Oireachtas Joint and Select Committees

Wednesday, 20 October 2021

Joint Oireachtas Committee on Social Protection

National Broadband Plan: Discussion

Mr. Fergal Mulligan:

I am pretty sure but I can come back to the Chairman on that. ComReg looked after the all the porting of numbers to mobile and fixed-line services. As I understand it, the landline service is the same as the mobile service. For example, if you were to change from Vodafone to Three, you would keep your number; the same applies for landlines.

What Mr. Neary can confirm is that National Broadband Ireland offers under the contract a voice service as well as a broadband service. Obviously, it has to put in the fibre cable first but once it is in, you can buy a landline service if your retail provider offers it. What I would question in respect of the person who queried that is from whom he or she asked to buy the landline service. The retailer may not have offered that service, but there are now 23 retailers selling over NBI's network and the majority of them offer a landline service and will send customers out their own handsets. National Broadband Ireland does an in-house service not only for Wi-Fi but also for voice. It is all available and will be the equivalent to what people got over copper, although it will be a lot cheaper. With the landline, when you got only a voice service you paid a rental fee of maybe €30 or €40 a month for just the voice service. Now you will pay €30, €40 or €50 a month for broadband and voice, so it will be a much cheaper solution for voice and broadband.

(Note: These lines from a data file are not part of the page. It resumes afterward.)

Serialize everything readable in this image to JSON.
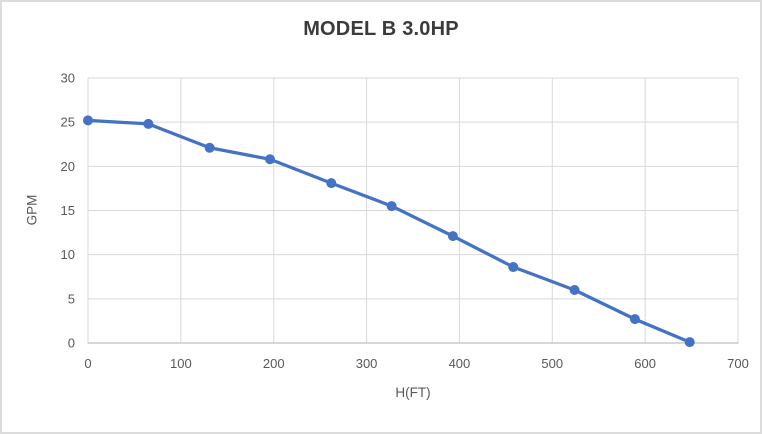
{
  "chart_data": {
    "type": "line",
    "title": "MODEL B 3.0HP",
    "xlabel": "H(FT)",
    "ylabel": "GPM",
    "xlim": [
      0,
      700
    ],
    "ylim": [
      0,
      30
    ],
    "xticks": [
      0,
      100,
      200,
      300,
      400,
      500,
      600,
      700
    ],
    "yticks": [
      0,
      5,
      10,
      15,
      20,
      25,
      30
    ],
    "grid": true,
    "legend": false,
    "series": [
      {
        "name": "MODEL B 3.0HP",
        "color": "#4472C4",
        "marker": "circle",
        "x": [
          0,
          65,
          131,
          196,
          262,
          327,
          393,
          458,
          524,
          589,
          648
        ],
        "y": [
          25.2,
          24.8,
          22.1,
          20.8,
          18.1,
          15.5,
          12.1,
          8.6,
          6.0,
          2.7,
          0.1
        ]
      }
    ],
    "colors": {
      "series": "#4472C4",
      "gridline": "#D9D9D9",
      "axis_line": "#BFBFBF",
      "tick_text": "#595959",
      "title_text": "#3B3B3B",
      "frame_border": "#DCDCDC",
      "background": "#FFFFFF"
    }
  }
}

I will take up the point about the communications strategy. It is difficult when you are dealing with 540,000 premises. The issue National Broadband Ireland faced on the communications front was that, with the best will in the world, as Mr. Ó hÓbáin said, 99% or probably more of premises are staying in their deployment areas. You can send them out feet on the street, that is, people to tell them when the service is expected. You can give them leaflets saying a survey is happening there. NBI is very clear that if a survey is happening in your area, you are probably at least 12 months away from getting a fibre broadband connection. NBI can do all that but there are anomalies whereby the infrastructure is not there in that deployment area or it makes sense to move those few premises into the next deployment area. Then, in fairness to the communications people in National Broadband Ireland, they pull their hair out because they have just told Johnny Murphy he will get the service next year but he will now not get it until two years' time. It is a problem, but I think Mr. Ó hÓbáin made the point that you cannot really bring everything down to the lowest common denominator whereby if there is one problem, no one will be communicated with as to when they will get the service. We could have decided last year that nobody should be told anything about when they will get connected. We all agree that that is not the best outcome. There will be 1%, maybe, of people who will be very frustrated, like the examples the Chairman has given us, and that will continue because, unfortunately, the only way to solve that problem is not to tell anybody anything, and that is not a good outcome. I will bring the matter back to NBI and it will work on it. The question is how we fix that anomaly in order to defuse that frustration a small number of people feel while not preventing us from telling the mass market what is happening. It is a problem every utility provider faces. This is done by Eircode postcode. There are 2.3 million of them in the State. It is hard to get every one of them right, and we will just have to work around that.